Access to the Internet and the consequent communication tools, the loss of jobs and assets after the financial crisis of 2008, popularization of entrepreneurship and the fallout of political stability has shaped the minds of the Millenials which carries itself across all verticals. It helped to create some of the largest unicorns of the century (e.g Uber, Airbnb, and WeWork).

The low ownership rate this economic model is generating will benefit many operating in the rental market space.

For Millenials though, the use of sharing economy services often comes out of necessity, not preference. Surely when living in a large metropolitan, ride sharing can be more convenient than owning a car, but in most other cases, renting an asset over owning it is financially inferior. Many popular articles with sentences like “Millenials have reconsidered the need for ownership” try to convince us that their values are somehow more enlightened and less materialistic, while in reality just reflect the growth of the increasing wealth gap.

The growth of inequality can be also clearly seen in the counterintuitive relationship between high real estate prices and the massive availability and excess of living space. The low ownership rate this economic model is generating will benefit many operating in the rental market space.

The nature of the Shared Economy model offers the following 5 value propositions which any organization operating in the Shared Economy sector can align itself to.

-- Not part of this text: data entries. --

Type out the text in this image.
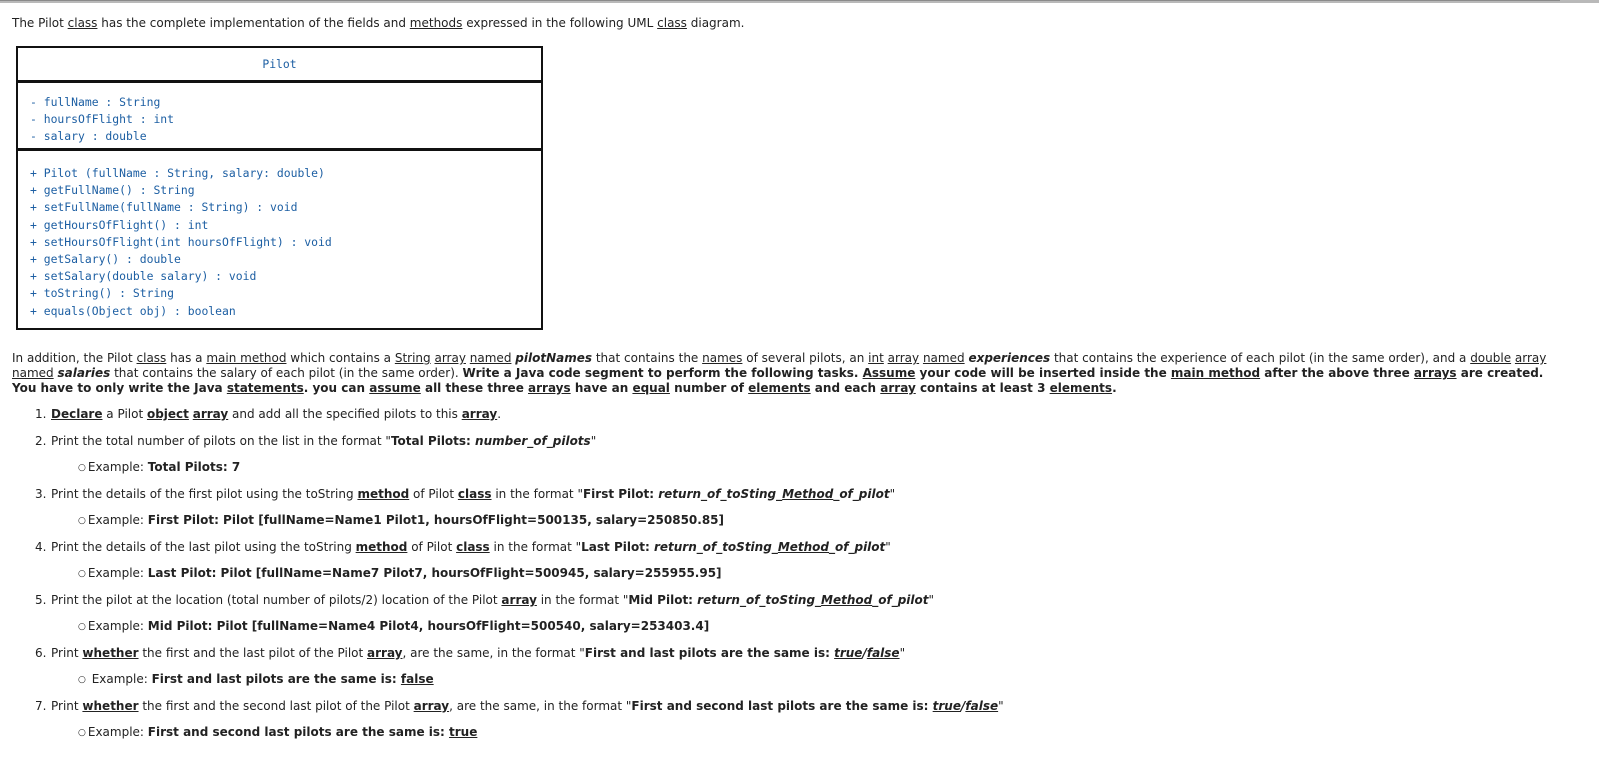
The Pilot class has the complete implementation of the fields and methods expressed in the following UML class diagram.

Pilot
- fullName : String
- hoursOfFlight : int
- salary : double
+ Pilot (fullName : String, salary: double)
+ getFullName() : String
+ setFullName(fullName : String) : void
+ getHoursOfFlight() : int
+ setHoursOfFlight(int hoursOfFlight) : void
+ getSalary() : double
+ setSalary(double salary) : void
+ toString() : String
+ equals(Object obj) : boolean

In addition, the Pilot class has a main method which contains a String array named pilotNames that contains the names of several pilots, an int array named experiences that contains the experience of each pilot (in the same order), and a double array named salaries that contains the salary of each pilot (in the same order). Write a Java code segment to perform the following tasks. Assume your code will be inserted inside the main method after the above three arrays are created. You have to only write the Java statements. you can assume all these three arrays have an equal number of elements and each array contains at least 3 elements.

1. Declare a Pilot object array and add all the specified pilots to this array.
2. Print the total number of pilots on the list in the format "Total Pilots: number_of_pilots"
○ Example: Total Pilots: 7
3. Print the details of the first pilot using the toString method of Pilot class in the format "First Pilot: return_of_toSting_Method_of_pilot"
○ Example: First Pilot: Pilot [fullName=Name1 Pilot1, hoursOfFlight=500135, salary=250850.85]
4. Print the details of the last pilot using the toString method of Pilot class in the format "Last Pilot: return_of_toSting_Method_of_pilot"
○ Example: Last Pilot: Pilot [fullName=Name7 Pilot7, hoursOfFlight=500945, salary=255955.95]
5. Print the pilot at the location (total number of pilots/2) location of the Pilot array in the format "Mid Pilot: return_of_toSting_Method_of_pilot"
○ Example: Mid Pilot: Pilot [fullName=Name4 Pilot4, hoursOfFlight=500540, salary=253403.4]
6. Print whether the first and the last pilot of the Pilot array, are the same, in the format "First and last pilots are the same is: true/false"
○ Example: First and last pilots are the same is: false
7. Print whether the first and the second last pilot of the Pilot array, are the same, in the format "First and second last pilots are the same is: true/false"
○ Example: First and second last pilots are the same is: true
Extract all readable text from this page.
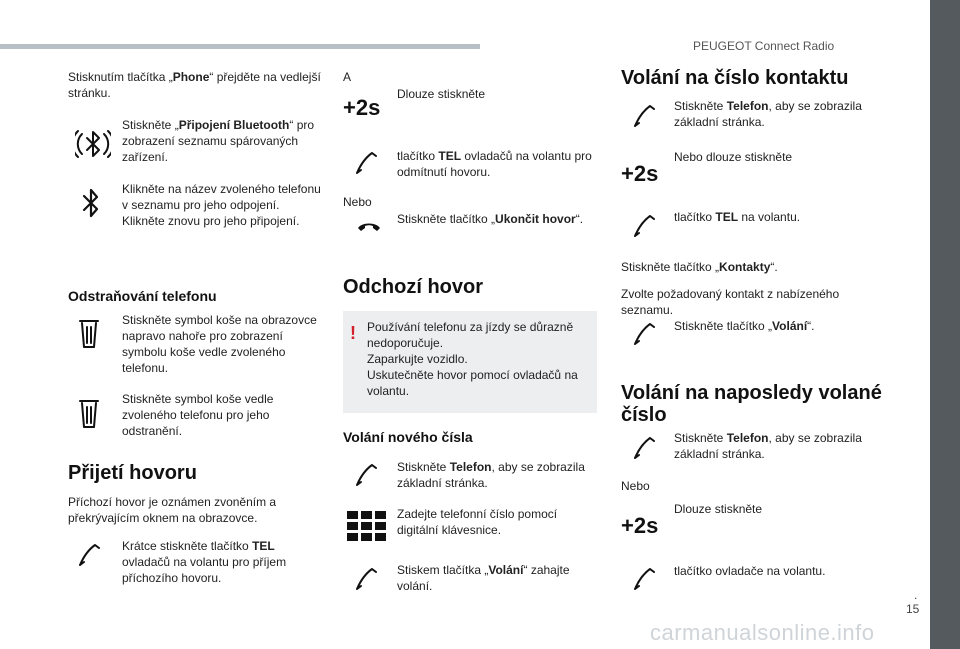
PEUGEOT Connect Radio
.
15
carmanualsonline.info
Stisknutím tlačítka „Phone“ přejděte na vedlejší stránku.
Stiskněte „Připojení Bluetooth“ pro zobrazení seznamu spárovaných zařízení.
Klikněte na název zvoleného telefonu v seznamu pro jeho odpojení.
Klikněte znovu pro jeho připojení.
Odstraňování telefonu
Stiskněte symbol koše na obrazovce napravo nahoře pro zobrazení symbolu koše vedle zvoleného telefonu.
Stiskněte symbol koše vedle zvoleného telefonu pro jeho odstranění.
Přijetí hovoru
Příchozí hovor je oznámen zvoněním a překrývajícím oknem na obrazovce.
Krátce stiskněte tlačítko TEL ovladačů na volantu pro příjem příchozího hovoru.
A
+2s
Dlouze stiskněte
tlačítko TEL ovladačů na volantu pro odmítnutí hovoru.
Nebo
Stiskněte tlačítko „Ukončit hovor“.
Odchozí hovor
! Používání telefonu za jízdy se důrazně nedoporučuje.
Zaparkujte vozidlo.
Uskutečněte hovor pomocí ovladačů na volantu.
Volání nového čísla
Stiskněte Telefon, aby se zobrazila základní stránka.
Zadejte telefonní číslo pomocí digitální klávesnice.
Stiskem tlačítka „Volání“ zahajte volání.
Volání na číslo kontaktu
Stiskněte Telefon, aby se zobrazila základní stránka.
+2s
Nebo dlouze stiskněte
tlačítko TEL na volantu.
Stiskněte tlačítko „Kontakty“.
Zvolte požadovaný kontakt z nabízeného seznamu.
Stiskněte tlačítko „Volání“.
Volání na naposledy volané
číslo
Stiskněte Telefon, aby se zobrazila základní stránka.
Nebo
+2s
Dlouze stiskněte
tlačítko ovladače na volantu.
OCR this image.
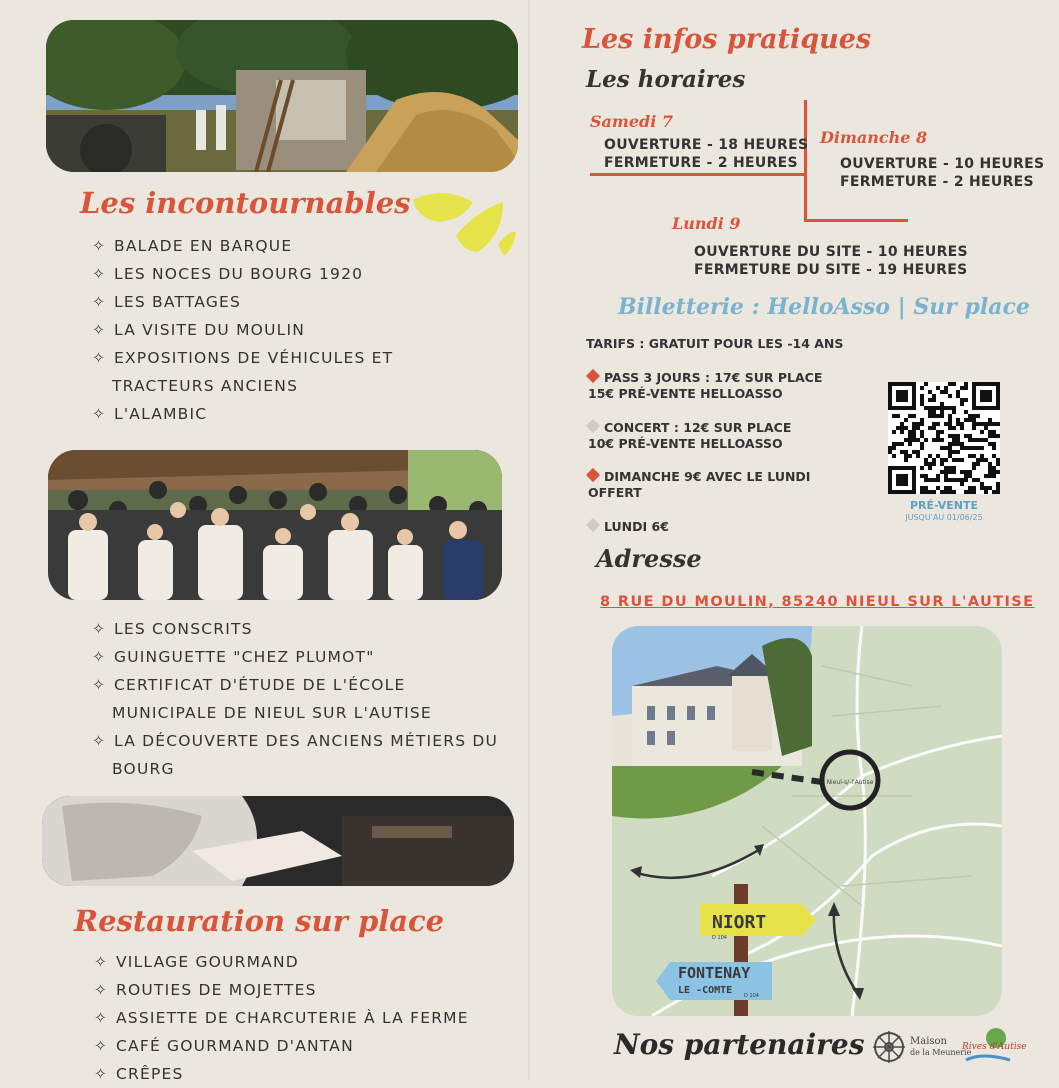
Les incontournables
✧ BALADE EN BARQUE
✧ LES NOCES DU BOURG 1920
✧ LES BATTAGES
✧ LA VISITE DU MOULIN
✧ EXPOSITIONS DE VÉHICULES ET
TRACTEURS ANCIENS
✧ L'ALAMBIC
✧ LES CONSCRITS
✧ GUINGUETTE "CHEZ PLUMOT"
✧ CERTIFICAT D'ÉTUDE DE L'ÉCOLE
MUNICIPALE DE NIEUL SUR L'AUTISE
✧ LA DÉCOUVERTE DES ANCIENS MÉTIERS DU
BOURG
Restauration sur place
✧ VILLAGE GOURMAND
✧ ROUTIES DE MOJETTES
✧ ASSIETTE DE CHARCUTERIE À LA FERME
✧ CAFÉ GOURMAND D'ANTAN
✧ CRÊPES
Les infos pratiques
Les horaires
Samedi 7
OUVERTURE - 18 HEURES
FERMETURE - 2 HEURES
Dimanche 8
OUVERTURE - 10 HEURES
FERMETURE - 2 HEURES
Lundi 9
OUVERTURE DU SITE - 10 HEURES
FERMETURE DU SITE - 19 HEURES
Billetterie : HelloAsso | Sur place
TARIFS : GRATUIT POUR LES -14 ANS
PASS 3 JOURS : 17€ SUR PLACE
15€ PRÉ-VENTE HELLOASSO
CONCERT : 12€ SUR PLACE
10€ PRÉ-VENTE HELLOASSO
DIMANCHE 9€ AVEC LE LUNDI
OFFERT
LUNDI 6€
PRÉ-VENTE
JUSQU'AU 01/06/25
Adresse
8 RUE DU MOULIN, 85240 NIEUL SUR L'AUTISE
Nieul-s/-l'Autise
NIORT
D 104
FONTENAY
LE -COMTE D 104
Nos partenaires	Maison
de la Meunerie
Rives d'Autise
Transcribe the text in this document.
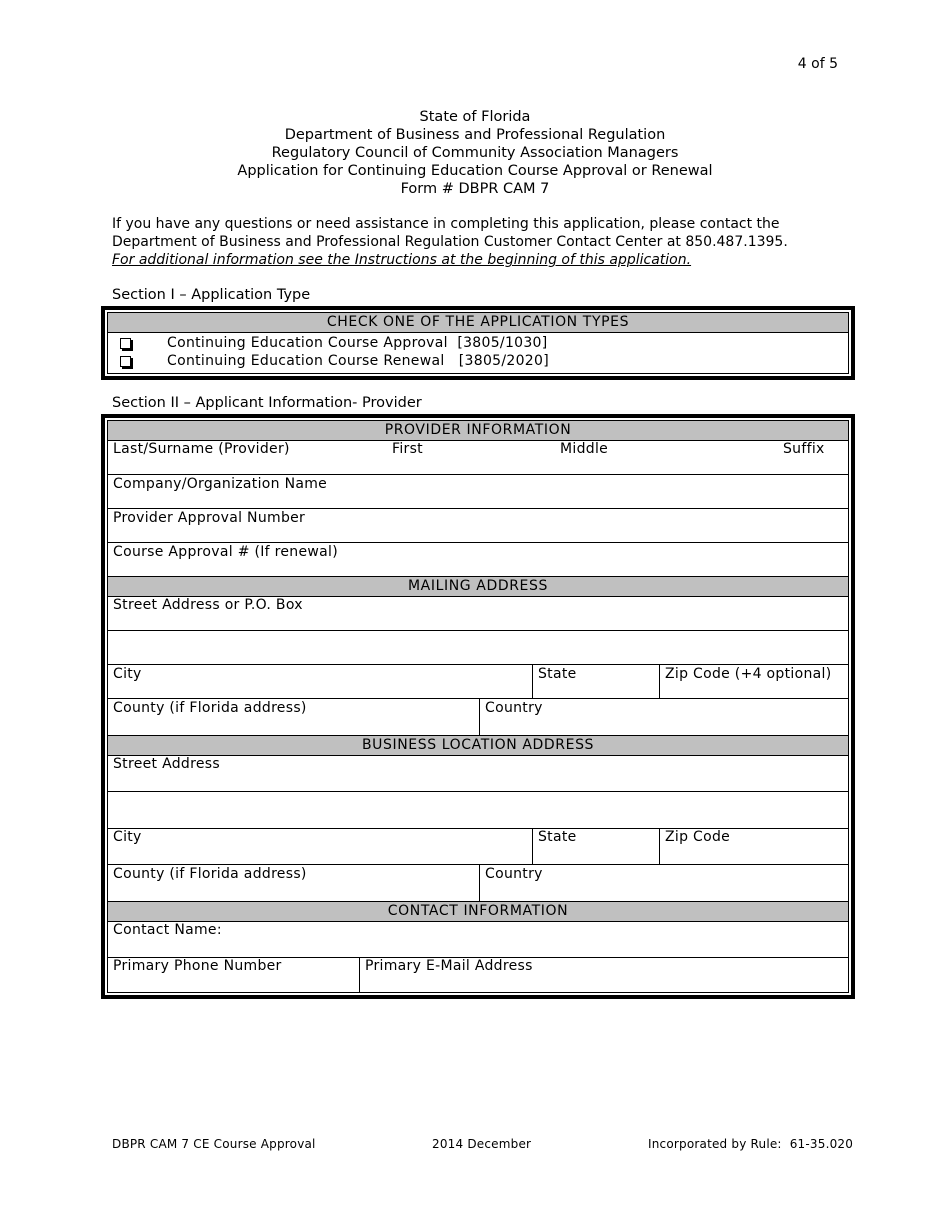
4 of 5
State of Florida
Department of Business and Professional Regulation
Regulatory Council of Community Association Managers
Application for Continuing Education Course Approval or Renewal
Form # DBPR CAM 7
If you have any questions or need assistance in completing this application, please contact the
Department of Business and Professional Regulation Customer Contact Center at 850.487.1395.
For additional information see the Instructions at the beginning of this application.
Section I – Application Type
CHECK ONE OF THE APPLICATION TYPES
Continuing Education Course Approval  [3805/1030]
Continuing Education Course Renewal   [3805/2020]
Section II – Applicant Information- Provider
PROVIDER INFORMATION
Last/Surname (Provider)	First	Middle	Suffix
Company/Organization Name
Provider Approval Number
Course Approval # (If renewal)
MAILING ADDRESS
Street Address or P.O. Box
City	State	Zip Code (+4 optional)
County (if Florida address)	Country
BUSINESS LOCATION ADDRESS
Street Address
City	State	Zip Code
County (if Florida address)	Country
CONTACT INFORMATION
Contact Name:
Primary Phone Number	Primary E-Mail Address
DBPR CAM 7 CE Course Approval	2014 December	Incorporated by Rule:  61-35.020
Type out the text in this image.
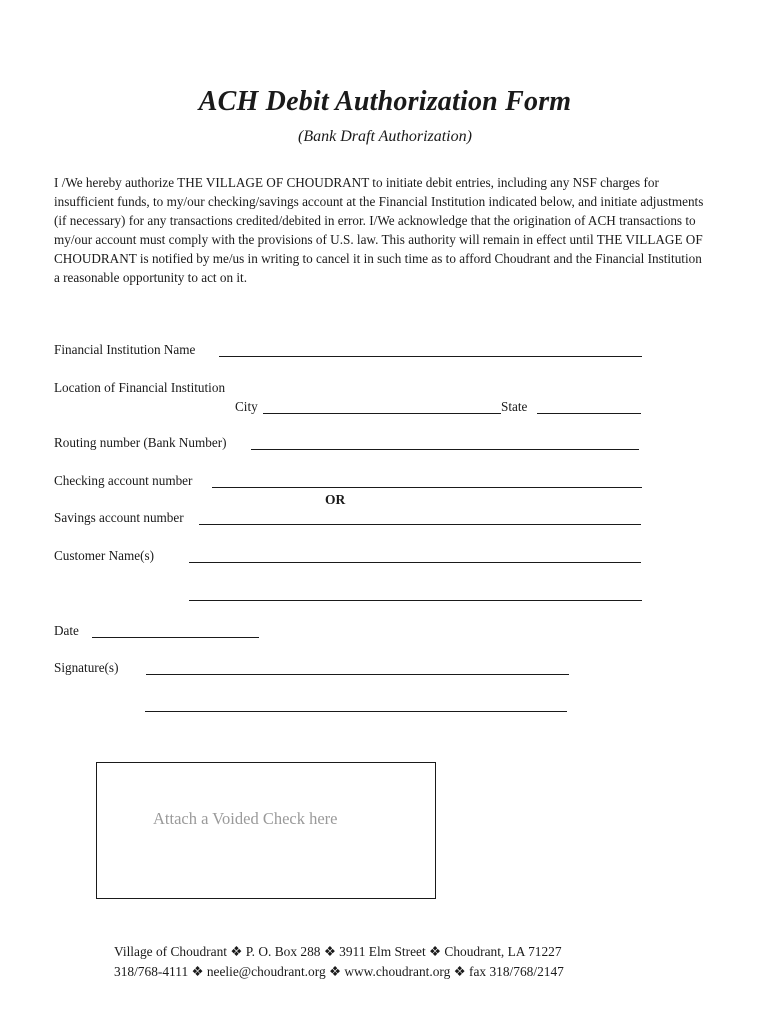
ACH Debit Authorization Form
(Bank Draft Authorization)

I /We hereby authorize THE VILLAGE OF CHOUDRANT to initiate debit entries, including any NSF charges for insufficient funds, to my/our checking/savings account at the Financial Institution indicated below, and initiate adjustments (if necessary) for any transactions credited/debited in error. I/We acknowledge that the origination of ACH transactions to my/our account must comply with the provisions of U.S. law. This authority will remain in effect until THE VILLAGE OF CHOUDRANT is notified by me/us in writing to cancel it in such time as to afford Choudrant and the Financial Institution a reasonable opportunity to act on it.

Financial Institution Name
Location of Financial Institution
City	State
Routing number (Bank Number)
Checking account number
OR
Savings account number
Customer Name(s)
Date
Signature(s)
Attach a Voided Check here
Village of Choudrant ❖ P. O. Box 288 ❖ 3911 Elm Street ❖ Choudrant, LA 71227
318/768-4111 ❖ neelie@choudrant.org ❖ www.choudrant.org ❖ fax 318/768/2147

  • Widely distributed and a diverse source of demand — people looking to rent
  • Widely distributed and a diverse source of supply — excess available space
  • Lack of effective mechanism for bringing demand and supply together.
  • Financial gains for both demandsupply as well as for the intermediary.
  • Scaleability.

Airbnb is a great example of a company that is well-aligned with all of these conditions. This has also allowed them to grow from 1M listings in 2014 to 6M today.

Similar alignment payoffs can be seen in many other cases where companies operate in the Shared Economy space. Since this economy has been meticulously designed to follow the above-mentioned model, the shared economy attributes are here to stay and anyone looking to start or turn around a business should consider aligning its value offerings to the above.